The ski industry is acutely aware of these impending challenges. In 2019, Vail Resorts invested in 421 new snow guns for its Colorado mountain, a move characterized as the "largest snowmaking expansion in North American history." Other resorts, such as Bogus Basin in Idaho, are exploring innovative techniques like snowfarming, which involves collecting and storing snow from previous seasons to deploy in the subsequent winter.
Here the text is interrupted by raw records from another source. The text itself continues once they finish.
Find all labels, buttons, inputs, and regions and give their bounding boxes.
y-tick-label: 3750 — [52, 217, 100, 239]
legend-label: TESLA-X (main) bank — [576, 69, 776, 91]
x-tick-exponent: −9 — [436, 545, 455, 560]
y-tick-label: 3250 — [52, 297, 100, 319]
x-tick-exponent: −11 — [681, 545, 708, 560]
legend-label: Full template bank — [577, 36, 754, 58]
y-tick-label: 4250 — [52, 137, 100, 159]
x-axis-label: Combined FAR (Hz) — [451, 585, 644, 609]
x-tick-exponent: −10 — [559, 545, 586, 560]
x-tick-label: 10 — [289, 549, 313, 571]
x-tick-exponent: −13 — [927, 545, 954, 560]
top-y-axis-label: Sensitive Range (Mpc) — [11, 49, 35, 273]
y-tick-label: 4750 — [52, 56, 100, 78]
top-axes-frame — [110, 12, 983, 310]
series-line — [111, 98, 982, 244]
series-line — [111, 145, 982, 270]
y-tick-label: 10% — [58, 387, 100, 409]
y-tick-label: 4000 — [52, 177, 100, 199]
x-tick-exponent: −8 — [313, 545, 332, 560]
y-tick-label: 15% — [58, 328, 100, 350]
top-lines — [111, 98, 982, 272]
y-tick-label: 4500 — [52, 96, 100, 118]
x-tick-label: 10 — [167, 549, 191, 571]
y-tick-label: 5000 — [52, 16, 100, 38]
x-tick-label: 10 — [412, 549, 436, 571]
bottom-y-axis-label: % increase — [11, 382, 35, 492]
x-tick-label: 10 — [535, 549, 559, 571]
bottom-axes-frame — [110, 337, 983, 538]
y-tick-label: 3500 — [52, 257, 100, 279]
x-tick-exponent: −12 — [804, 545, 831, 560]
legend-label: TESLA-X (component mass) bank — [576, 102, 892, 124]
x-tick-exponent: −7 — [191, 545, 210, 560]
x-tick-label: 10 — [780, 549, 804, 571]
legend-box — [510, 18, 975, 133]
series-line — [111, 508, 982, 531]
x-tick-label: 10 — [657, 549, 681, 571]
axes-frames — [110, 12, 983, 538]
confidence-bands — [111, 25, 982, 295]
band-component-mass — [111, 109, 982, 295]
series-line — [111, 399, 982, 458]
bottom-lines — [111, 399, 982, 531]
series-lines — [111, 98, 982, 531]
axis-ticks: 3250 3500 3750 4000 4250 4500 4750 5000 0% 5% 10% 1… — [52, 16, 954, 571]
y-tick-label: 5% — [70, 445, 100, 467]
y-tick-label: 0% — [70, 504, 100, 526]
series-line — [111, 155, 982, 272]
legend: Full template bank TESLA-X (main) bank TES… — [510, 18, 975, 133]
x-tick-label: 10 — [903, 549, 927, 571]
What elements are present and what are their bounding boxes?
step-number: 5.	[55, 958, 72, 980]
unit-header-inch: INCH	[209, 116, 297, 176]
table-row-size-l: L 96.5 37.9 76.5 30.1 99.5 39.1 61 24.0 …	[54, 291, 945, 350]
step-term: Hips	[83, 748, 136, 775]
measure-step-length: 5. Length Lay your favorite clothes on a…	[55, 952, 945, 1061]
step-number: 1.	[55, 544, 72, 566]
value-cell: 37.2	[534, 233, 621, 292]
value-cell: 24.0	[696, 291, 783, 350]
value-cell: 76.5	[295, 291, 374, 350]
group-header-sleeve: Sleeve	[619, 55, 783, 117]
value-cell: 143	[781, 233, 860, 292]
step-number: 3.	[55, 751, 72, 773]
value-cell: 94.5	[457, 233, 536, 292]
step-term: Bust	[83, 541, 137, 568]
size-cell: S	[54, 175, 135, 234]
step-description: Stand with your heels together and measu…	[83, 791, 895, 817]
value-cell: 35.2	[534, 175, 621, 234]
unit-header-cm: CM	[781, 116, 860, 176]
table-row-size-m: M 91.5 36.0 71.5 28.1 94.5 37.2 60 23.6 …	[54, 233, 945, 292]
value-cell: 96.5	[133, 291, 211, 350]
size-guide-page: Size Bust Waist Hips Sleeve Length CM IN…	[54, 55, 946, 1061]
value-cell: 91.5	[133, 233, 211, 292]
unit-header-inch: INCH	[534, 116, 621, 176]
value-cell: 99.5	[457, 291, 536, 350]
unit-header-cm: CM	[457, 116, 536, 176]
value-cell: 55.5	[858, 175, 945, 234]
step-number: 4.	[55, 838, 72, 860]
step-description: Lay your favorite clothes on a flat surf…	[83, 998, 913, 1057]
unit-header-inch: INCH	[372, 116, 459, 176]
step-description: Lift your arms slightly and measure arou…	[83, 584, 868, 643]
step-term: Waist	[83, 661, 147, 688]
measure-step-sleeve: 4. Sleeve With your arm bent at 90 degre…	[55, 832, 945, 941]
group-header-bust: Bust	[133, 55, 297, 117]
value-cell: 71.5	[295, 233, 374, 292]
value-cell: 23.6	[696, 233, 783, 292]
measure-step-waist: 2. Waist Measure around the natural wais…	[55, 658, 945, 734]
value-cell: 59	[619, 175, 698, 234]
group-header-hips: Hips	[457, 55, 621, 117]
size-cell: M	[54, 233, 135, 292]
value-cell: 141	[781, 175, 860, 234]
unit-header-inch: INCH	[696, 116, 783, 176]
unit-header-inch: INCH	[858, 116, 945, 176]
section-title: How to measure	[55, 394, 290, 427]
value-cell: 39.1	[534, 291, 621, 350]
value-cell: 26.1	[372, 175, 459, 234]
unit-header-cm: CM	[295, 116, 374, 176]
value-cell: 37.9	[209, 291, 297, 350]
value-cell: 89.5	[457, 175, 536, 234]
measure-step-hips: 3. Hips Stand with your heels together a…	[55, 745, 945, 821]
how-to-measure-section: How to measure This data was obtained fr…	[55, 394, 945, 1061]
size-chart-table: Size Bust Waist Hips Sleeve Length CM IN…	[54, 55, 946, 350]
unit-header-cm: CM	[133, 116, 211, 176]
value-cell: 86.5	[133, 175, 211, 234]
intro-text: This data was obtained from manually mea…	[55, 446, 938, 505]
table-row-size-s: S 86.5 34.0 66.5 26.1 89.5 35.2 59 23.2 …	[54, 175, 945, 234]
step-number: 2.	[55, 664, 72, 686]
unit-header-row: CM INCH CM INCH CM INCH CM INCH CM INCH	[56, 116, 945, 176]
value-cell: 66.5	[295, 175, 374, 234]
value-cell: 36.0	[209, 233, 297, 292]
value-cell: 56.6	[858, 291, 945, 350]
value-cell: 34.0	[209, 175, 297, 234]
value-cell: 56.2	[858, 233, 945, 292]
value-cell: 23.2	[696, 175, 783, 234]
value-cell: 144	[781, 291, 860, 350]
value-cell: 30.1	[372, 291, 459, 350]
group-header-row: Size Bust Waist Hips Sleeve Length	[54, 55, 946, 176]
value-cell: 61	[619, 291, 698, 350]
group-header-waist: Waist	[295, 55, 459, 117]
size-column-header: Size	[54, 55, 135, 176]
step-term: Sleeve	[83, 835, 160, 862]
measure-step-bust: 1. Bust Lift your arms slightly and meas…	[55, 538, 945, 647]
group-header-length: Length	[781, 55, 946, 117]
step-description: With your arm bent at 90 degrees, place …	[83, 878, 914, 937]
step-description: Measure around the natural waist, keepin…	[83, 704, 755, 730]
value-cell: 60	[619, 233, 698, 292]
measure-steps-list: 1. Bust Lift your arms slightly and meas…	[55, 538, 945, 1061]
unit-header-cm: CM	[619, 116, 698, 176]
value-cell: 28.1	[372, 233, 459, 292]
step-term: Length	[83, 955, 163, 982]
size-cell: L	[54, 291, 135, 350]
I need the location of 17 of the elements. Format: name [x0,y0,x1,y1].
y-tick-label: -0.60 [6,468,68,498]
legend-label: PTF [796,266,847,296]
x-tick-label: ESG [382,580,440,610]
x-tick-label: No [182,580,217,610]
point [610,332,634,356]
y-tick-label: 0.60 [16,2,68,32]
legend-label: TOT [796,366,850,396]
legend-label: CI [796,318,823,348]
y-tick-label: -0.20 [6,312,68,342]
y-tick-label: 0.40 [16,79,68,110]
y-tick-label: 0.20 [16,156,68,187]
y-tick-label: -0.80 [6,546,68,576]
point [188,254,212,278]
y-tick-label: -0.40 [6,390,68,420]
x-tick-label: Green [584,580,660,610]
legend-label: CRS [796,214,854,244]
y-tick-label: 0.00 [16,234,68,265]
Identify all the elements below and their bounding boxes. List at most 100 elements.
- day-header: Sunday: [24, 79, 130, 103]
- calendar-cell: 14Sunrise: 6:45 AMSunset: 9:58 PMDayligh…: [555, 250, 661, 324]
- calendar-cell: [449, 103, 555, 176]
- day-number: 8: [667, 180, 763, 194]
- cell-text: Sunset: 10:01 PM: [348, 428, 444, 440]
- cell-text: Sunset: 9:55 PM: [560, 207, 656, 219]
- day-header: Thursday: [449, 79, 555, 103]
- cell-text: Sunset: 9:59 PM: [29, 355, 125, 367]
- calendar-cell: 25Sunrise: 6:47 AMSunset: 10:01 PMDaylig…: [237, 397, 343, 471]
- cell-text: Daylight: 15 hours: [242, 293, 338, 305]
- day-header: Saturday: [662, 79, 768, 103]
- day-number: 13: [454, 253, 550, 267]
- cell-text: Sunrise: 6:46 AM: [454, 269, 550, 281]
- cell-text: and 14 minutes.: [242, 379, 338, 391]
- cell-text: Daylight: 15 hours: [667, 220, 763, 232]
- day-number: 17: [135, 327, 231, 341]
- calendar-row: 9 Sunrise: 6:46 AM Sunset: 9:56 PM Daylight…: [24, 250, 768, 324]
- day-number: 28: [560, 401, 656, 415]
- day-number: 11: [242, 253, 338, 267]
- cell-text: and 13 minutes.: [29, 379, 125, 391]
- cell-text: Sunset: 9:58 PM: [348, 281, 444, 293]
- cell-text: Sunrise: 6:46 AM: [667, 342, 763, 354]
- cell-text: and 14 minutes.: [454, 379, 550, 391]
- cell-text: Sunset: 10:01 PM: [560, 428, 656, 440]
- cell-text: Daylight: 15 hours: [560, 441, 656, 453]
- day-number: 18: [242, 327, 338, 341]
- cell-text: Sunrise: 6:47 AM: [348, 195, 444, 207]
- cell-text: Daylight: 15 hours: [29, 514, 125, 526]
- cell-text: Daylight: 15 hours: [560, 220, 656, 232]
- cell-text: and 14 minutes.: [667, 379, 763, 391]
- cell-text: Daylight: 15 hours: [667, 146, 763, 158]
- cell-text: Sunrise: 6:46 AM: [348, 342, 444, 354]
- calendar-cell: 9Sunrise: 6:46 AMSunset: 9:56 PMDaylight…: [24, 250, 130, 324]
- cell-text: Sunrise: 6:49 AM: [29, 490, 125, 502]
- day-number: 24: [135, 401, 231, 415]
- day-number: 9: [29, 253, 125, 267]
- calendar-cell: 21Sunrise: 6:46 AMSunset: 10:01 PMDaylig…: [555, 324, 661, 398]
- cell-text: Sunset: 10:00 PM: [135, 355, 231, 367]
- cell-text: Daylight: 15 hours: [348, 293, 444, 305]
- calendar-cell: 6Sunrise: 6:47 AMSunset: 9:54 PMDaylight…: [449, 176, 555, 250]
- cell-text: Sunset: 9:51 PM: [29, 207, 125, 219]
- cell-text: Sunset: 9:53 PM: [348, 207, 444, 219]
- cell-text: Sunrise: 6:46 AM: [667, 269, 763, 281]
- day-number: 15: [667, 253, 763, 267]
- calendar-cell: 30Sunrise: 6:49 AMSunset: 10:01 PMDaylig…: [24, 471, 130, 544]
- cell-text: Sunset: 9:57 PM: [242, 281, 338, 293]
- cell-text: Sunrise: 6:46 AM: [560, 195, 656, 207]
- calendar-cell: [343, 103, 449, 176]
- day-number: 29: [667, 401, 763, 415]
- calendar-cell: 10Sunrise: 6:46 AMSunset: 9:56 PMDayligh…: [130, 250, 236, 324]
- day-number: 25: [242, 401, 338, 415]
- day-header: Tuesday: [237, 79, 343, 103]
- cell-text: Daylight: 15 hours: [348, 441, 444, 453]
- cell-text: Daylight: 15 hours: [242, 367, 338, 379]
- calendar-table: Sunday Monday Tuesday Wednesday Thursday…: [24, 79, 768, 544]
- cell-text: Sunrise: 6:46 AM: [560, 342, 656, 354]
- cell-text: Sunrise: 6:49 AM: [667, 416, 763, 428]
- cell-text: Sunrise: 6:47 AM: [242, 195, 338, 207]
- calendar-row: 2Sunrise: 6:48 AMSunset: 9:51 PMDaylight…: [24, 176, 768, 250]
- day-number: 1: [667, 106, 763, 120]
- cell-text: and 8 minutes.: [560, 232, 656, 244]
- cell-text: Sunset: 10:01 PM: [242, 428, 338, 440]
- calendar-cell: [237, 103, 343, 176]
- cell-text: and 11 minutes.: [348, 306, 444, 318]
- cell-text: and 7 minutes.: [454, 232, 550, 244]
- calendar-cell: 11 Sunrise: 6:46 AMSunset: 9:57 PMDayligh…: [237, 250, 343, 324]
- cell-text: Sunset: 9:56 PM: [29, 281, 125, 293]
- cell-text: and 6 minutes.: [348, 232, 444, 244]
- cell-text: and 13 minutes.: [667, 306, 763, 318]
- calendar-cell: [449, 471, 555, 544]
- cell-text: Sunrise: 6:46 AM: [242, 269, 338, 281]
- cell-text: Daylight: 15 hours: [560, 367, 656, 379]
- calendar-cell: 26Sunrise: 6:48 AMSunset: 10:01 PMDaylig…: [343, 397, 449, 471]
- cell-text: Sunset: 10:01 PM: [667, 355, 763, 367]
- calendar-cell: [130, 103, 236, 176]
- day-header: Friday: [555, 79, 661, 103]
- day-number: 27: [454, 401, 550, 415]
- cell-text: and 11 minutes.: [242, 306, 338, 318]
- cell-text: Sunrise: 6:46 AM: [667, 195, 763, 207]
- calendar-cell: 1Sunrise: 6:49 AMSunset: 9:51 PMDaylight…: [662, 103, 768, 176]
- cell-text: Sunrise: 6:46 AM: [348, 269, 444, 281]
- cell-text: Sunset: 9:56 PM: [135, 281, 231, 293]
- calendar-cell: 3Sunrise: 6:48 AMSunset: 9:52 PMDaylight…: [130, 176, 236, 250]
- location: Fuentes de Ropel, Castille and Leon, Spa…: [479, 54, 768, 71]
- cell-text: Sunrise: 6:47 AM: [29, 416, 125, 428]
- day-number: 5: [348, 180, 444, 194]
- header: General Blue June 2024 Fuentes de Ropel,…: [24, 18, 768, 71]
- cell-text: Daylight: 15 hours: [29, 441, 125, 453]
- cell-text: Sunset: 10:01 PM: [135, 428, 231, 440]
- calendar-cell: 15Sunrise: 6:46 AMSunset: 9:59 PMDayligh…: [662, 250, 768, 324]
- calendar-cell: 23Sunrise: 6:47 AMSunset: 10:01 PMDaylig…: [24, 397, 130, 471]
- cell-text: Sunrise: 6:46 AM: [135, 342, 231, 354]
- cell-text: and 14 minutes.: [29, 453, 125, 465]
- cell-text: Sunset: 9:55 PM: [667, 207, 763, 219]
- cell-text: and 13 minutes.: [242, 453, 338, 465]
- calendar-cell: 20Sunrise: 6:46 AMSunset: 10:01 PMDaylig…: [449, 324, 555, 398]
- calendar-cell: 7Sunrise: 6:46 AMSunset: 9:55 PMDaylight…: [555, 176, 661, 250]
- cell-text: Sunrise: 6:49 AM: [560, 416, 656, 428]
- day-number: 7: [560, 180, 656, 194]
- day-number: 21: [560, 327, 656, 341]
Despite these proactive measures, resorts remain vulnerable to unfavorable winter conditions. Earlier this year, Vail Resorts informed investors that significantly reduced snowfall in Western states had led to a 20% decline in visitation across its North American properties. Michael Pidwirny, an associate professor at the University of British Columbia specializing in climate change and skiing, observes that years with poor snowfall, once a rarity, are becoming more frequent and are projected to increase further. He questions the efficacy of snowmaking when temperatures become too warm to initiate the process, as it requires a "wet bulb temperature" – a measure combining air temperature and humidity – below 28 degrees Fahrenheit. Pidwirny predicts that Whistler Blackcomb, a prominent Vail-owned resort in his home province, may face conditions where one out of every two years is too compromised to support quality skiing by approximately 2050 or 2060. He suggests that resorts will inevitably need to adapt by acknowledging the reduced certainty of annual ski seasons. Ultimately, even the extensive use of snowmaking may not be sufficient to alter this trajectory.